European stocks pared earlier gains as oil prices continued to slip back, but a solid performance from basic resources helped to keep regional indices in the black.

At midday, the benchmark Stoxx Europe 600 index, Germany’s DAX and France’s CAC 40 were all up 0.4%.

The Stoxx 600 basic resources index was up 1.1% as metals prices advanced, but the sub-index for oil and gas slid 0.8% as oil prices declined after data from the American Petroleum Institute showed US crude inventories rose 9.9m barrels last week. This was much higher than the 3.6m barrel increase forecast by analysts.

West Texas Intermediate was down 2.1% to $33.69 a barrel and Brent crude was 1% lower at $36.45.

“Whilst overall sentiment has turned positive, not everybody is convinced fully yet that this move isn't a bull-trap. Besides relatively low trading volumes much of the move of the past couple of days is based on the assumption that major central banks will successfully stabilise global growth and that the US economy won't be going into a recession,” said Markus Huber, senior analyst at Peregrine & Black.

“Because of the move being mostly based on assumptions and speculations so far and less so on hard facts it wouldn't take much to derail the current rally.”

In corporate news, Old Mutual rallied following well-received 2015 results for its South African banking subsidiary Nedbank.
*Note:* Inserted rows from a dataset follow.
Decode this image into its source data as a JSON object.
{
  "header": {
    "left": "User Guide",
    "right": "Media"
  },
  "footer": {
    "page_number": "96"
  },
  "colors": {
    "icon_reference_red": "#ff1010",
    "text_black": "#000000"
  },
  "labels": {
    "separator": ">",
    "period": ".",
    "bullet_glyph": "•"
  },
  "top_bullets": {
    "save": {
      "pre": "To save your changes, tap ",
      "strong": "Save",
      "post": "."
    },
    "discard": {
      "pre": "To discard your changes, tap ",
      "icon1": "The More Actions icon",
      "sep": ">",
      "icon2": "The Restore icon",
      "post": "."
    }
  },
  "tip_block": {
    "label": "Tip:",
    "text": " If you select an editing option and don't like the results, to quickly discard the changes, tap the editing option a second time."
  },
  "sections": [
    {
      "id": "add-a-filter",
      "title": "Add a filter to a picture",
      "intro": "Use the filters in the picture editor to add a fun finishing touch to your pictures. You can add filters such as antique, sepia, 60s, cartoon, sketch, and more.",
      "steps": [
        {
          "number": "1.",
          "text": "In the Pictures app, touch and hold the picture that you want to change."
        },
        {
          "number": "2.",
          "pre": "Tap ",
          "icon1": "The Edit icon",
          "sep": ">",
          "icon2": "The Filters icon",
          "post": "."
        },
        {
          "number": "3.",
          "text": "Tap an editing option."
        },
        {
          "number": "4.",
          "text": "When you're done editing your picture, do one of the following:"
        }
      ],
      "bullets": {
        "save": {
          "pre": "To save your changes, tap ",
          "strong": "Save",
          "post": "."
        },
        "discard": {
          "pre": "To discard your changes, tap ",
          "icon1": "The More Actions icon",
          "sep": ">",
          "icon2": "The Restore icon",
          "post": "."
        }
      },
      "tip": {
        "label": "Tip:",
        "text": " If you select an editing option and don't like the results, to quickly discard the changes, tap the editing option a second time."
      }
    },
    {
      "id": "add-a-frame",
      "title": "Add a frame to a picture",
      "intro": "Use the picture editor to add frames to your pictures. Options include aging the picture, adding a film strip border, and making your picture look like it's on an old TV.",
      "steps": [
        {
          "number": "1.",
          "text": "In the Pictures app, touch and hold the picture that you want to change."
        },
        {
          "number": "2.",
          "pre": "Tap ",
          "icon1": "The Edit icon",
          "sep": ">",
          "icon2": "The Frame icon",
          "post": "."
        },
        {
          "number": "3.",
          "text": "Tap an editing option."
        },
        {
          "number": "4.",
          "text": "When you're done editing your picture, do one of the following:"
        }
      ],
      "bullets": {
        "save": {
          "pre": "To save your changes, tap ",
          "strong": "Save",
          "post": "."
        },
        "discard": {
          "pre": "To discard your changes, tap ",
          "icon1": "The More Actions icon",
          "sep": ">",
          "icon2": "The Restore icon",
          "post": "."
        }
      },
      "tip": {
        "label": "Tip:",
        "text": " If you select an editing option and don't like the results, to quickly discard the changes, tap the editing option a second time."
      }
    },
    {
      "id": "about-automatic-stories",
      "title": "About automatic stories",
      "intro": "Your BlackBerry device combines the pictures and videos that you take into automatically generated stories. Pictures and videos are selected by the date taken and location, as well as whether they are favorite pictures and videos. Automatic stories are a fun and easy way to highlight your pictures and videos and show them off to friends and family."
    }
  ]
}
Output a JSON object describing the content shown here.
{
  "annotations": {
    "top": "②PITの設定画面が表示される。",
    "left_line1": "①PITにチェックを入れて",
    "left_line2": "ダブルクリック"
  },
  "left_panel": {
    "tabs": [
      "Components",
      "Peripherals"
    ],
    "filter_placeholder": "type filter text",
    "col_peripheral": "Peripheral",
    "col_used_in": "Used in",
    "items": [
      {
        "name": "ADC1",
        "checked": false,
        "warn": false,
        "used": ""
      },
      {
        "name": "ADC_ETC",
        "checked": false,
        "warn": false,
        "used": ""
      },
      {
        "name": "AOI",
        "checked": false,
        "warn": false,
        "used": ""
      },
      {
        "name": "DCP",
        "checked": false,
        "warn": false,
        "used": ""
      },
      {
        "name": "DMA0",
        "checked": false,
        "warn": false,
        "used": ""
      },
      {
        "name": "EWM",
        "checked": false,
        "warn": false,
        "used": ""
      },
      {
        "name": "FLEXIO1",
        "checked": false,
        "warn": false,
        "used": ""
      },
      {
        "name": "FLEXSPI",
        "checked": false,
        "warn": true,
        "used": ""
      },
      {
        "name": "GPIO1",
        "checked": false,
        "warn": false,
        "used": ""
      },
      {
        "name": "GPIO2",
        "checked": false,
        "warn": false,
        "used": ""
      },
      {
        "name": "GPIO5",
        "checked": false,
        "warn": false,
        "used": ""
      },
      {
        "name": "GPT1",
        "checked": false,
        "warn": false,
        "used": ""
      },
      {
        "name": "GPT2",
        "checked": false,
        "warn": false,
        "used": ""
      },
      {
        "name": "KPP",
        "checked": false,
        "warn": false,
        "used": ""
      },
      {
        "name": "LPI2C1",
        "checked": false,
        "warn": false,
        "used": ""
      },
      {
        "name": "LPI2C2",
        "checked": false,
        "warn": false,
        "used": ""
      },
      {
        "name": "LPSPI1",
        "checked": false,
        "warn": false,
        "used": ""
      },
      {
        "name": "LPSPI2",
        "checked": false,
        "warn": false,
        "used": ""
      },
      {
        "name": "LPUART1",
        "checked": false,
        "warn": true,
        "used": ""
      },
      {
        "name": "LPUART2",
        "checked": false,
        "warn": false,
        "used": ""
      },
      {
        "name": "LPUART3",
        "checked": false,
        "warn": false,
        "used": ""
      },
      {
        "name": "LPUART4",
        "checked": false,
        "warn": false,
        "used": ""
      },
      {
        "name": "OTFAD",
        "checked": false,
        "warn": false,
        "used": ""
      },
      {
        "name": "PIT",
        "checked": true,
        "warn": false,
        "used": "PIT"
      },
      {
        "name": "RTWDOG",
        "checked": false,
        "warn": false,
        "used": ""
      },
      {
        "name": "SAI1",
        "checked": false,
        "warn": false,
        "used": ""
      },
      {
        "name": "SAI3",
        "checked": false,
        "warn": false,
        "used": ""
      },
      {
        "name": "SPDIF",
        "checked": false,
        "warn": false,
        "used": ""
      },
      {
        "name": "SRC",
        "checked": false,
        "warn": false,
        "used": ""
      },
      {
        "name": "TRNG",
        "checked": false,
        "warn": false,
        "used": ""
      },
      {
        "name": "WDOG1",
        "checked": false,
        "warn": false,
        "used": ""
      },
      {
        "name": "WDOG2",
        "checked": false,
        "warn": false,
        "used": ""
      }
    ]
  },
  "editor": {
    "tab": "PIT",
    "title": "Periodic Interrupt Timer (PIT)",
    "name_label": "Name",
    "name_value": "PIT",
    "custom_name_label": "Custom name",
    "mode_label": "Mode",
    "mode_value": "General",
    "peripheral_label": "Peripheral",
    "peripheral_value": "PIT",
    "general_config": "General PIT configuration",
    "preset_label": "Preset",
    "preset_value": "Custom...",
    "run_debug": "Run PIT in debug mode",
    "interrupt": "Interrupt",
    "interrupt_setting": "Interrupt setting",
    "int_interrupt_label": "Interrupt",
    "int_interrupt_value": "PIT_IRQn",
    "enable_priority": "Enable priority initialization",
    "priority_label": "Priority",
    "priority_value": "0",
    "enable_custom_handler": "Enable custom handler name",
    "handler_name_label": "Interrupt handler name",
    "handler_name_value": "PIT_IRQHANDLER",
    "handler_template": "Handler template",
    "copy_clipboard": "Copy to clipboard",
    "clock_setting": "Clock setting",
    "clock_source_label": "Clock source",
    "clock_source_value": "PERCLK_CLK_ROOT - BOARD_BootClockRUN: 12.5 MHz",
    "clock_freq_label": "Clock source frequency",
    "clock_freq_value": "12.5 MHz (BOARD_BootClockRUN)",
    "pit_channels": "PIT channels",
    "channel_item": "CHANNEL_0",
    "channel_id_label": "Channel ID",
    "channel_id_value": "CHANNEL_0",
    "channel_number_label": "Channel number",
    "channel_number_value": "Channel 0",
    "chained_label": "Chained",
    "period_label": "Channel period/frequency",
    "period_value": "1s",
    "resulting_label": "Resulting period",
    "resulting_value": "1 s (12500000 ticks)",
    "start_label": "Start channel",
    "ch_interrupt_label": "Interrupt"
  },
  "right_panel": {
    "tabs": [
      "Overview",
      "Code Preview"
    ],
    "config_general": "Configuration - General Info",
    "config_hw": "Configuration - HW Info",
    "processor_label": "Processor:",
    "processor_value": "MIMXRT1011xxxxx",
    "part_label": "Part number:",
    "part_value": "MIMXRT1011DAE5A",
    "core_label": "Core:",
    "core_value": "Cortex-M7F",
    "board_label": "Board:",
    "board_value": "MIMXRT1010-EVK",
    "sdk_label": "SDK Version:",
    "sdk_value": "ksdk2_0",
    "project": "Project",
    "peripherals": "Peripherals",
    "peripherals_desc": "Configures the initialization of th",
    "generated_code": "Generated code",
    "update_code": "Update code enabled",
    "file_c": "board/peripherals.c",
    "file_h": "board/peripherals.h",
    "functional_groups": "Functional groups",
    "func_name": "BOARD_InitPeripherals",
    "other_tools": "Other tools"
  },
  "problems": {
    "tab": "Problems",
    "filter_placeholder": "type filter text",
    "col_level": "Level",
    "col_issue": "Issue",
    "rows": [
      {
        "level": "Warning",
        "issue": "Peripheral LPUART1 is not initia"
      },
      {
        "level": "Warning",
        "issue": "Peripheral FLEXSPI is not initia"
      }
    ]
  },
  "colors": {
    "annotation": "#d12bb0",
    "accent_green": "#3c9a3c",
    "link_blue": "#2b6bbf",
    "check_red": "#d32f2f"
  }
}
Broadcaster ITV was weaker. Although the company posted a rise in profit and revenue for 2015 and announced a special dividend, analysts noted concerns about the outlook for advertising revenue.

Swedish medical technology company Elekta tumbled after its third quarter earnings missed analysts’ expectations, while Luxottica Group fell after the eyewear maker downgraded its outlook.

Intertek shares slid as the inspection, product testing and certification group said it swung to a loss in 2015.

Still to come on the data front, investors will eye the release of the US ADP employment report at 1315 GMT.

Societe Generale expects the report, which is widely seen as a pre-cursor to Friday’s non-farm payrolls, to show a solid increase of 225,000 private workers in February.

“Though this series has not had the best track record in predicting the Bureau of Labor Statistics’ private payroll series, it should be consistent with our estimate of an increase of 230K private payrolls for Friday’s print," it said.